Part of the secret is having the EVF operation, in effect, in such a situation, use an "ISO sensitivity" higher than would be used for the shot proper (unless of course the highest ISO sensitivity is to be for the shot itself).

Best regards,

Doug

Bart_van_der_Wolf
January 28th, 2010, 11:04 AM
In a sense, the resolution of the optical viewfinder itself is nearly infinite, so indeed we should not crave to beat it, nor use that possibility as a "straw man".

It can be beaten with zooming-in just like an optical magnifier would, as long as it's based on real data samples.

All I know is that, on my EOS 40D, I can invariably do a better job of manual focus with live view (using the "old style" Canon rear monitor, whose feeble resolution I can enhance by "viewing zoom") than with the optical finder.

What makes a big difference, in my experience, is the quality of the viewfinder's groundglass. For wide aperture lenses and exchangeable groundglass (actually laser etched patterns, often transferred in plastic), the actual plane of focus becomes much clearer to see than with the standard version which must be able to accommodate all types of lenses.


I'd be happier is that were available behind an eyepiece (and in fact I am going to order today a Hoodman attachment to turn the rear monitor into an eyepiece EVF when needed, notably when shooting outdoors).

Yes, such an LCD display loupe helps with accurate focussing, but it's not too useful for action photography.

Certainly for the EVF formulation to be fully competitive (in terms of functionality) with the SLR formulation requires the development of small high-performance display elements, but there do not seem to be any conceptual impediments to that. And of course there are many "system" imperatives to make that workable (different approaches to AF, etc.)

Cost might be an issue, don't know for sure how important that is.

We have to be careful not to confer inherent sainthood on things that we (today) really like.

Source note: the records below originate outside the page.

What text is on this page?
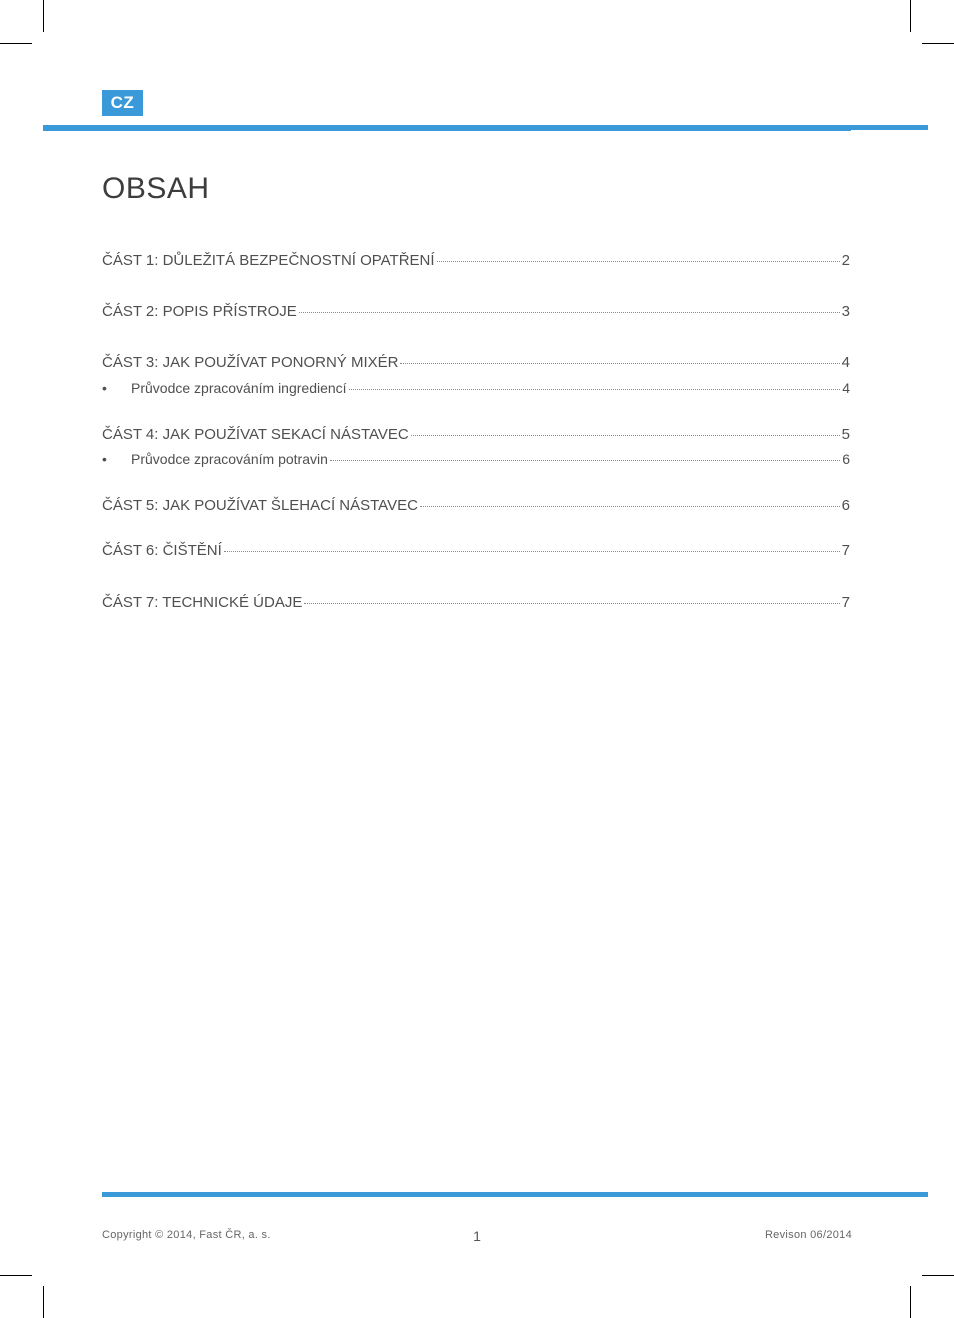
CZ
OBSAH
ČÁST 1: DŮLEŽITÁ BEZPEČNOSTNÍ OPATŘENÍ	2
ČÁST 2: POPIS PŘÍSTROJE	3
ČÁST 3: JAK POUŽÍVAT PONORNÝ MIXÉR	4
•	Průvodce zpracováním ingrediencí	4
ČÁST 4: JAK POUŽÍVAT SEKACÍ NÁSTAVEC	5
•	Průvodce zpracováním potravin	6
ČÁST 5: JAK POUŽÍVAT ŠLEHACÍ NÁSTAVEC	6
ČÁST 6: ČIŠTĚNÍ	7
ČÁST 7: TECHNICKÉ ÚDAJE	7
Copyright © 2014, Fast ČR, a. s.	1	Revison 06/2014
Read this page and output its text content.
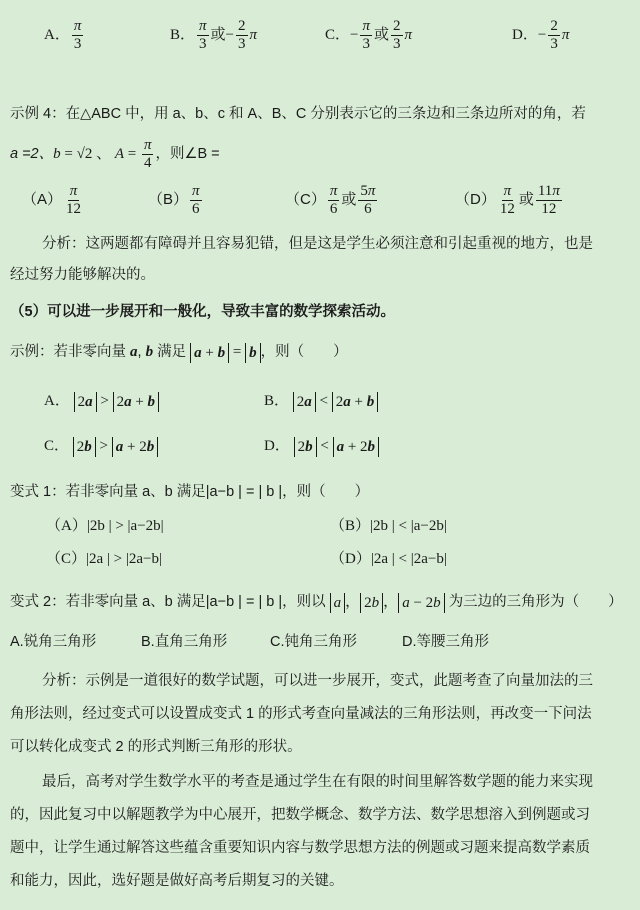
A． $\frac{\pi}{3}$	B． $\frac{\pi}{3}$ 或− $\frac{2}{3}$ π	C．− $\frac{\pi}{3}$ 或 $\frac{2}{3}$ π	D．− $\frac{2}{3}$ π
示例 4：在△ABC 中，用 a、b、c 和 A、B、C 分别表示它的三条边和三条边所对的角，若
a =2、b = √2 、 $A = \frac{\pi}{4}$ ，则∠B =
$(A) \frac{\pi}{12}$	$(B) \frac{\pi}{6}$	$(C) \frac{\pi}{6}$ 或 $\frac{5\pi}{6}$	$(D) \frac{\pi}{12}$ 或 $\frac{11\pi}{12}$
分析：这两题都有障碍并且容易犯错，但是这是学生必须注意和引起重视的地方，也是
经过努力能够解决的。
（5）可以进一步展开和一般化，导致丰富的数学探索活动。
示例：若非零向量 a, b 满足 a + b = b ，则（　　）
A． 2a > 2a + b	B． 2a < 2a + b
C． 2b > a + 2b	D． 2b < a + 2b
变式 1：若非零向量 a、b 满足|a−b | = | b |，则（　　）
（A）|2b | > |a−2b|	（B）|2b | < |a−2b|
（C）|2a | > |2a−b|	（D）|2a | < |2a−b|
变式 2：若非零向量 a、b 满足|a−b | = | b |，则以 a ， 2b ， a − 2b 为三边的三角形为（　　）
A.锐角三角形	B.直角三角形	C.钝角三角形	D.等腰三角形
分析：示例是一道很好的数学试题，可以进一步展开，变式，此题考查了向量加法的三
角形法则，经过变式可以设置成变式 1 的形式考查向量减法的三角形法则，再改变一下问法
可以转化成变式 2 的形式判断三角形的形状。
最后，高考对学生数学水平的考查是通过学生在有限的时间里解答数学题的能力来实现
的，因此复习中以解题教学为中心展开，把数学概念、数学方法、数学思想溶入到例题或习
题中，让学生通过解答这些蕴含重要知识内容与数学思想方法的例题或习题来提高数学素质
和能力，因此，选好题是做好高考后期复习的关键。
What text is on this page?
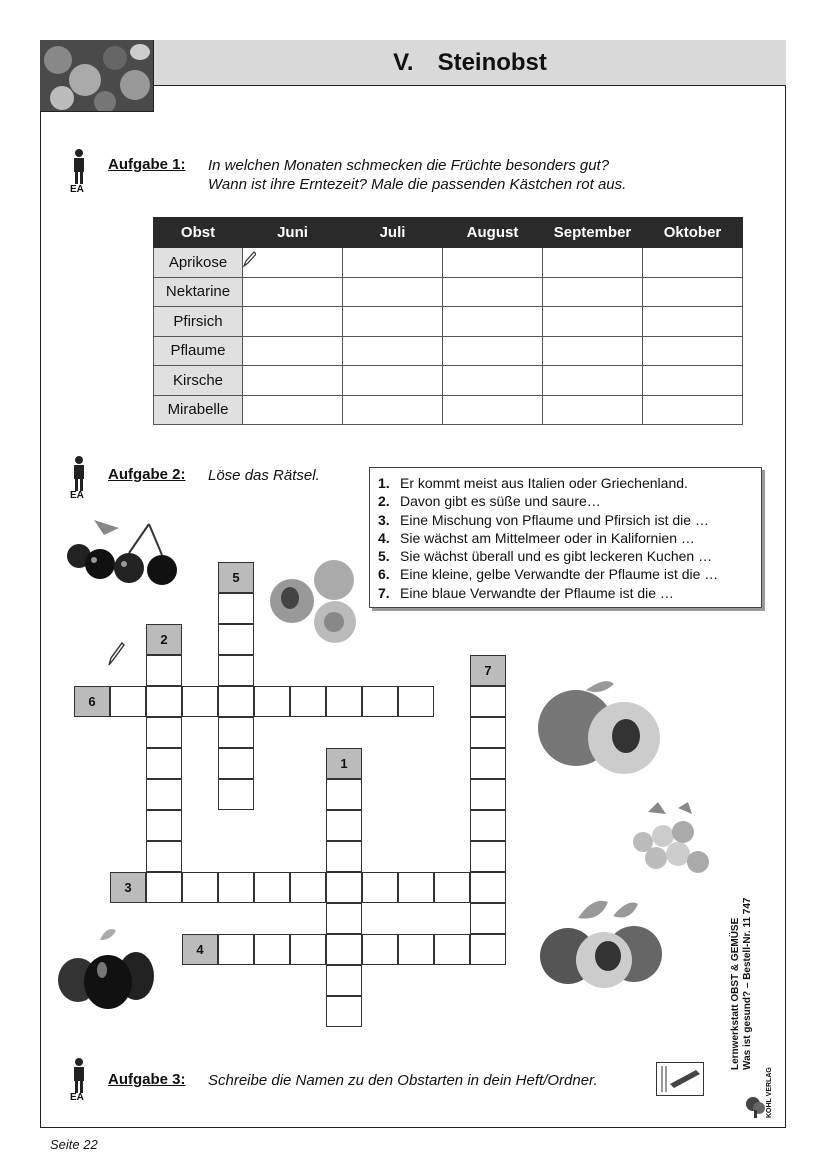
V. Steinobst
EA
Aufgabe 1: In welchen Monaten schmecken die Früchte besonders gut?
Wann ist ihre Erntezeit? Male die passenden Kästchen rot aus.
Obst	Juni	Juli	August	September	Oktober
Aprikose					
Nektarine					
Pfirsich					
Pflaume					
Kirsche					
Mirabelle					
EA
Aufgabe 2: Löse das Rätsel.	1. Er kommt meist aus Italien oder Griechenland.
2. Davon gibt es süße und saure…
3. Eine Mischung von Pflaume und Pfirsich ist die …
4. Sie wächst am Mittelmeer oder in Kalifornien …
5. Sie wächst überall und es gibt leckeren Kuchen …
6. Eine kleine, gelbe Verwandte der Pflaume ist die …
7. Eine blaue Verwandte der Pflaume ist die …
1
2
3
4
5
6
7
EA
Aufgabe 3: Schreibe die Namen zu den Obstarten in dein Heft/Ordner.
Lernwerkstatt OBST & GEMÜSE Was ist gesund? – Bestell-Nr. 11 747
KOHL VERLAG
Seite 22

That's true, never say never.

(I do recall when I couldn't imagine why anyone would want a color display on a computer!)

Well, you're in good company with e.g. Bill Gates who supposedly said:"'640K is all the memory anybody would ever need". Of course he denies having said that:"I've said some stupid things and some wrong things, but not that. No one involved in computers would ever say that a certain amount of memory is enough for all time." and "Meanwhile, I keep bumping into that silly quotation attributed to me that says 640K of memory is enough. There's never a citation; the quotation just floats like a rumor, repeated again and again".

Cheers,
Bart

JohanElzenga
January 29th, 2010, 03:16 PM
The patent application also describes a system whereby an LCD is used in the viewfinder showing the image recorded by the sensor. This might mean that Canon may introduce a new generation of DSLR cameras which no longer use the mirror mechanism and the prism.

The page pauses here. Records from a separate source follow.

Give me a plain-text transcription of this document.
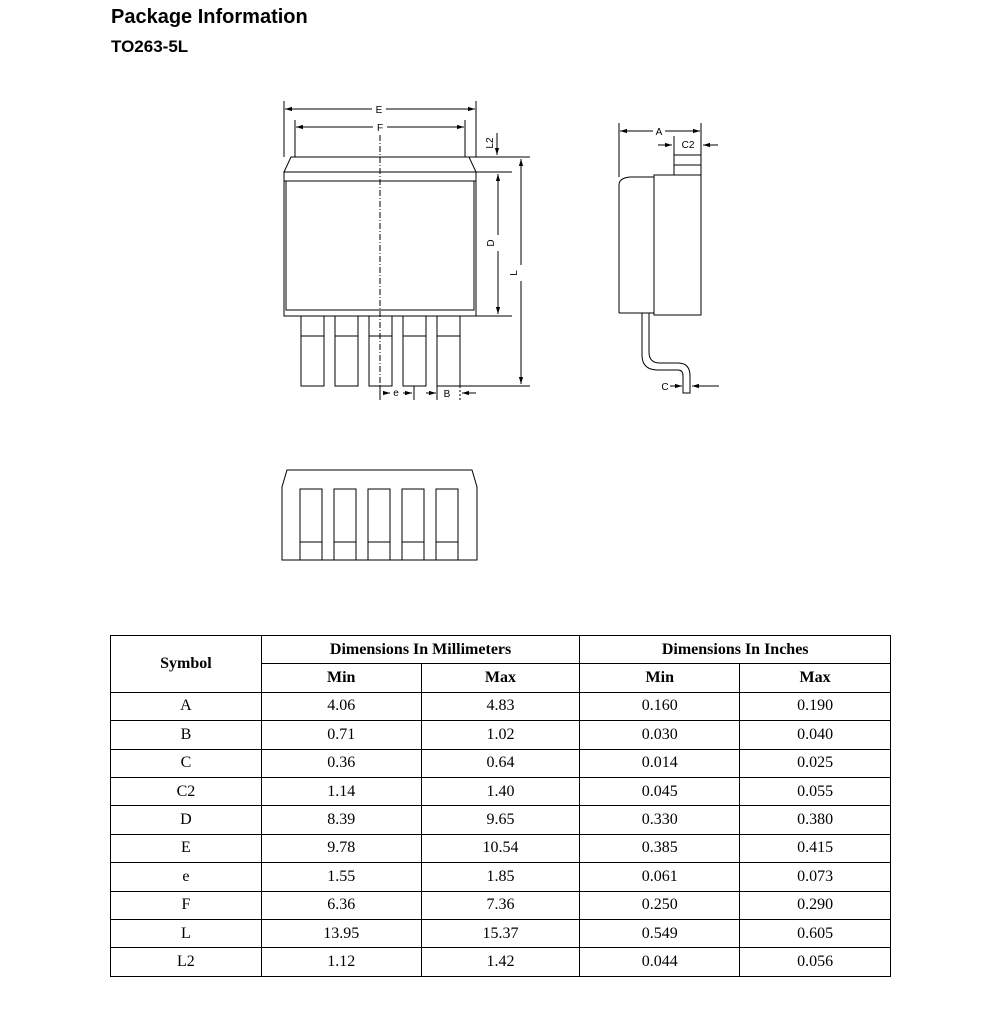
Package Information
TO263-5L
E
F
L2
D
L
e	B
A
C2
C
Symbol	Dimensions In Millimeters		Dimensions In Inches	
	Min	Max	Min	Max
A	4.06	4.83	0.160	0.190
B	0.71	1.02	0.030	0.040
C	0.36	0.64	0.014	0.025
C2	1.14	1.40	0.045	0.055
D	8.39	9.65	0.330	0.380
E	9.78	10.54	0.385	0.415
e	1.55	1.85	0.061	0.073
F	6.36	7.36	0.250	0.290
L	13.95	15.37	0.549	0.605
L2	1.12	1.42	0.044	0.056
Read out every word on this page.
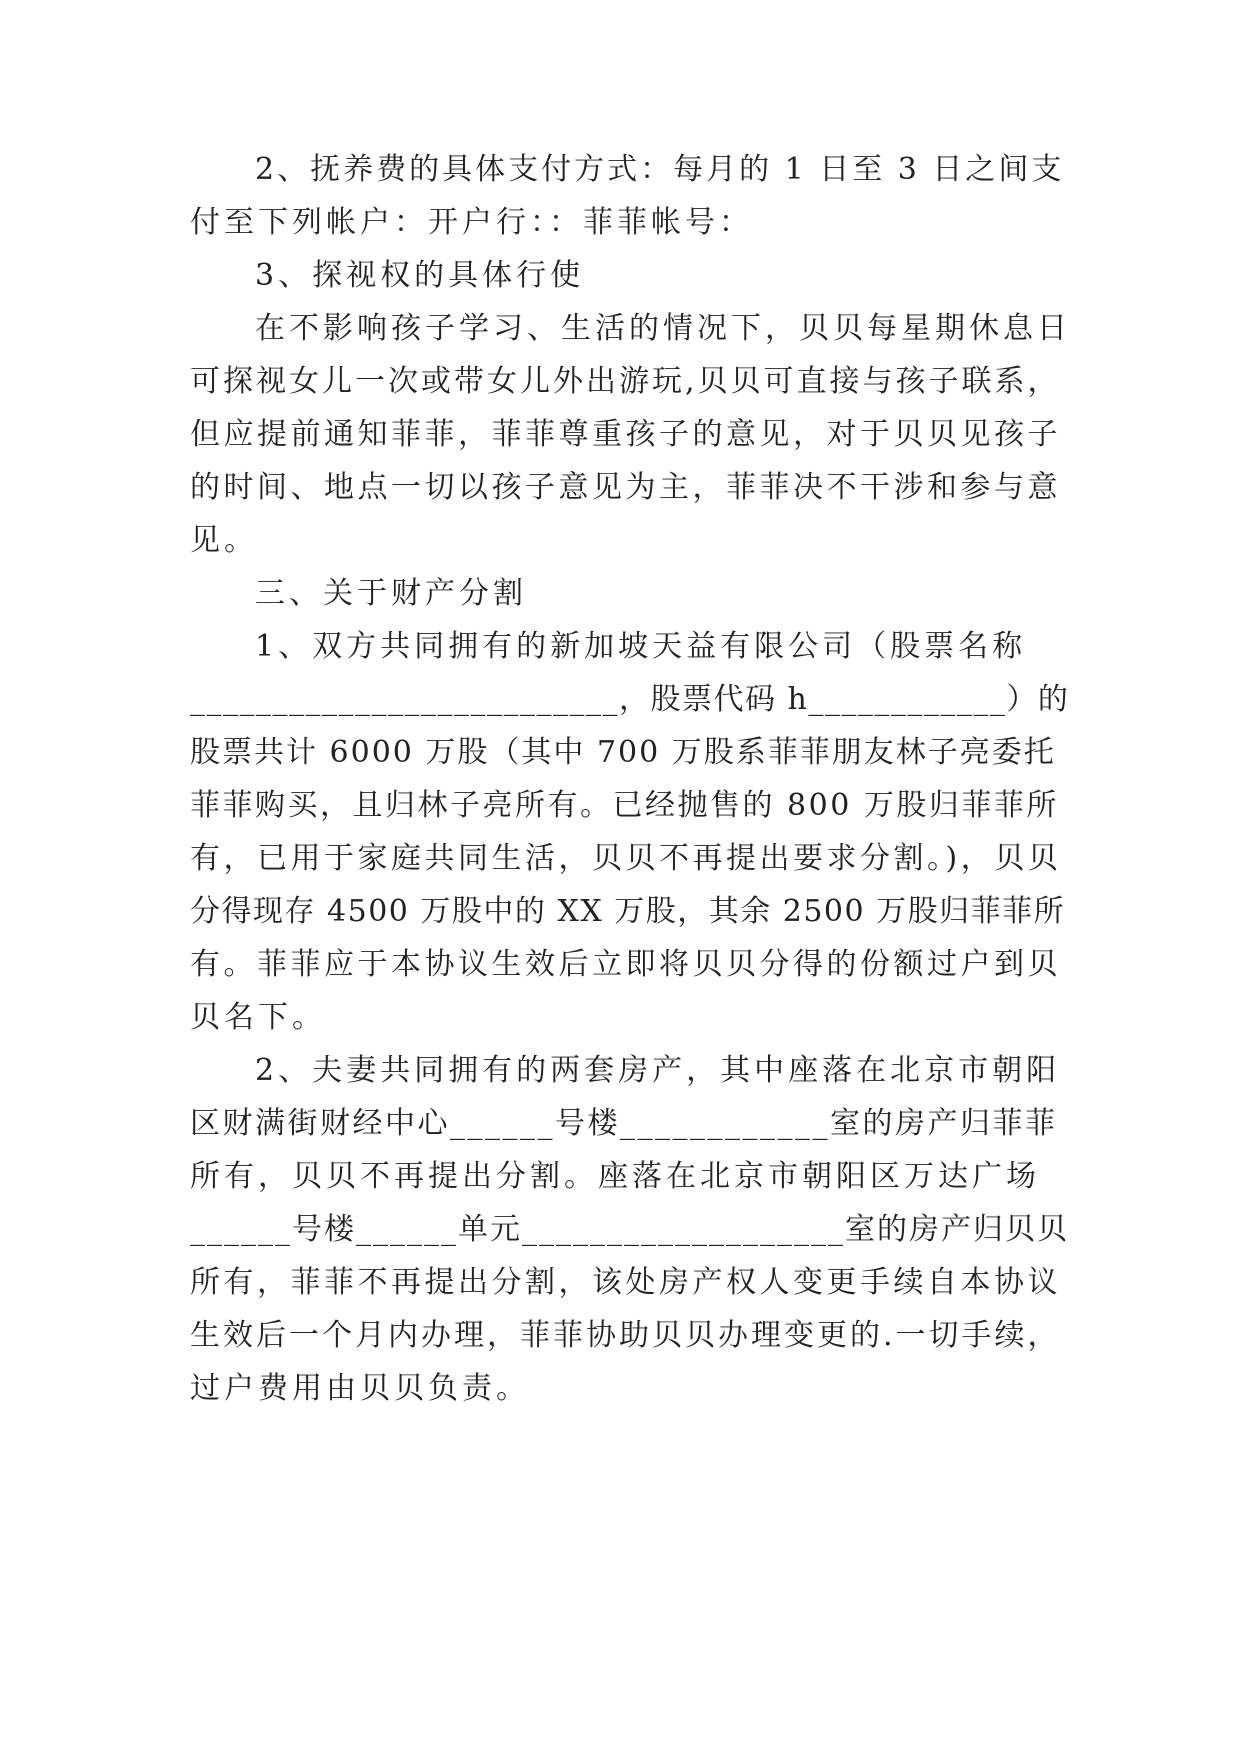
2、抚养费的具体支付方式：每月的 1 日至 3 日之间支

付至下列帐户：开户行：：菲菲帐号：

3、探视权的具体行使

在不影响孩子学习、生活的情况下，贝贝每星期休息日

可探视女儿一次或带女儿外出游玩,贝贝可直接与孩子联系，

但应提前通知菲菲，菲菲尊重孩子的意见，对于贝贝见孩子

的时间、地点一切以孩子意见为主，菲菲决不干涉和参与意

见。

三、关于财产分割

1、双方共同拥有的新加坡天益有限公司（股票名称

__________________________，股票代码 h____________）的

股票共计 6000 万股（其中 700 万股系菲菲朋友林子亮委托

菲菲购买，且归林子亮所有。已经抛售的 800 万股归菲菲所

有，已用于家庭共同生活，贝贝不再提出要求分割。)，贝贝

分得现存 4500 万股中的 XX 万股，其余 2500 万股归菲菲所

有。菲菲应于本协议生效后立即将贝贝分得的份额过户到贝

贝名下。

2、夫妻共同拥有的两套房产，其中座落在北京市朝阳

区财满街财经中心______号楼____________室的房产归菲菲

所有，贝贝不再提出分割。座落在北京市朝阳区万达广场

______号楼______单元___________________室的房产归贝贝

所有，菲菲不再提出分割，该处房产权人变更手续自本协议

生效后一个月内办理，菲菲协助贝贝办理变更的.一切手续，

过户费用由贝贝负责。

Or it may mean that Canon is considering the introduction of a system like micro four thirds and/or Samsung NX10 in addition to its current line of DSLR cameras... I'd say that is far more likely.

Asher Kelman
January 30th, 2010, 04:08 PM
Or it may mean that Canon is considering the introduction of a system like micro four thirds and/or Samsung NX10 in addition to its current line of DSLR cameras... I'd say that is far more likely.

Johann,

There are two potential new markets. First the "rangefinder market without the rangefinder and next the
larger sensor as in the Leica S2.

Both these areas would open new, legitimate markets of Canon lenses and bodies.

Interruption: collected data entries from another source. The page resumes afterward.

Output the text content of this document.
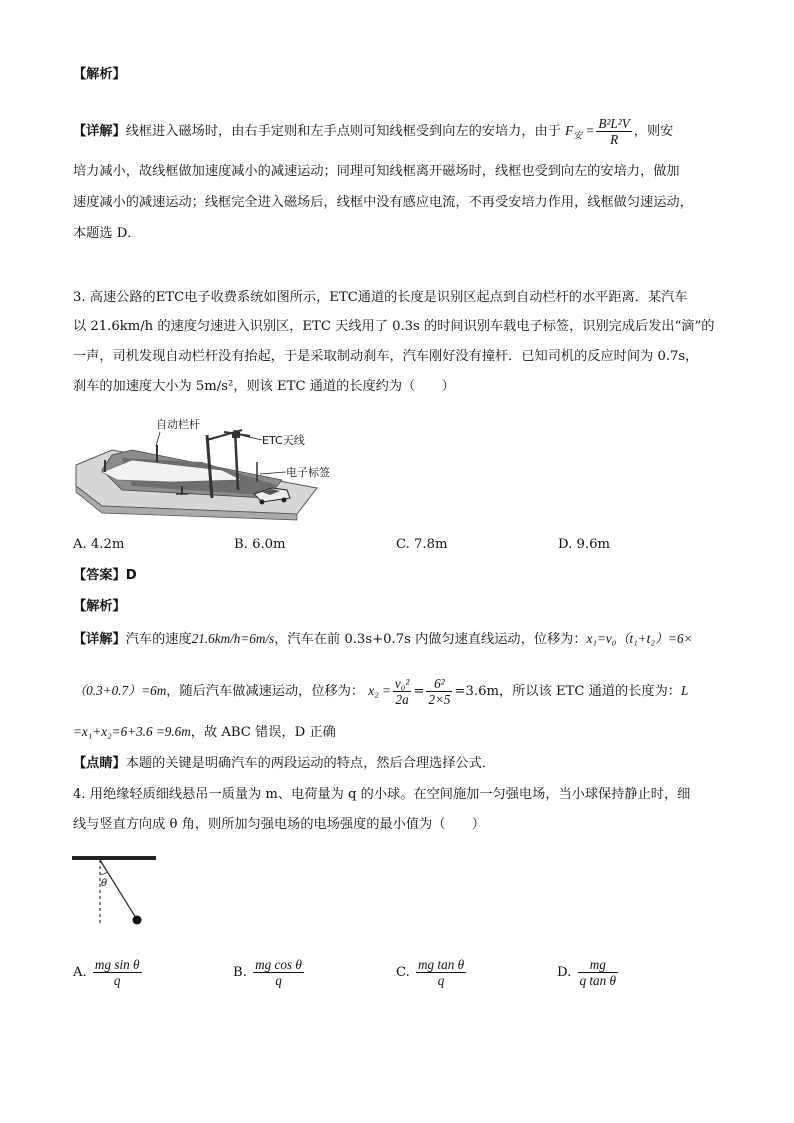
【解析】
【详解】线框进入磁场时，由右手定则和左手点则可知线框受到向左的安培力，由于 $F_安 = \frac{\text{B²L²V}}{R}$ ，则安
培力减小，故线框做加速度减小的减速运动；同理可知线框离开磁场时，线框也受到向左的安培力，做加
速度减小的减速运动；线框完全进入磁场后，线框中没有感应电流，不再受安培力作用，线框做匀速运动，
本题选 D．
3. 高速公路的ETC电子收费系统如图所示，ETC通道的长度是识别区起点到自动栏杆的水平距离．某汽车
以 21.6km/h 的速度匀速进入识别区，ETC 天线用了 0.3s 的时间识别车载电子标签，识别完成后发出“滴”的
一声，司机发现自动栏杆没有抬起，于是采取制动刹车，汽车刚好没有撞杆．已知司机的反应时间为 0.7s，
刹车的加速度大小为 5m/s²，则该 ETC 通道的长度约为（　　）
自动栏杆
ETC天线
电子标签
A. 4.2m	B. 6.0m	C. 7.8m	D. 9.6m
【答案】D
【解析】
【详解】汽车的速度21.6km/h=6m/s，汽车在前 0.3s+0.7s 内做匀速直线运动，位移为：x₁=v₀（t₁+t₂）=6×
（0.3+0.7）=6m，随后汽车做减速运动，位移为： $x_2 = \frac{\text{v₀²}}{2a} = \frac{\text{6²}}{2\times 5} =3.6m$，所以该 ETC 通道的长度为：L
=x₁+x₂=6+3.6 =9.6m，故 ABC 错误，D 正确
【点睛】本题的关键是明确汽车的两段运动的特点，然后合理选择公式．
4. 用绝缘轻质细线悬吊一质量为 m、电荷量为 q 的小球。在空间施加一匀强电场，当小球保持静止时，细
线与竖直方向成 θ 角，则所加匀强电场的电场强度的最小值为（　　）
θ
A. $\frac{\text{mg sin θ}}{q}$	B. $\frac{\text{mg cos θ}}{q}$	C. $\frac{\text{mg tan θ}}{q}$	D. $\frac{mg}{\text{q tan θ}}$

Imagine compact cameras with either full frame 35mm or 60mm sensors and no mirrors!

Asher

JohanElzenga
February 1st, 2010, 01:03 PM
True, but I doubt that Canon will be very interested in a new large sensor system. Canon needs to make a profit, just like any other company. And the profits are in the mass markets, not in the super specialized markets. That's why I think that an APS-C based system is more likely than a 60mm system.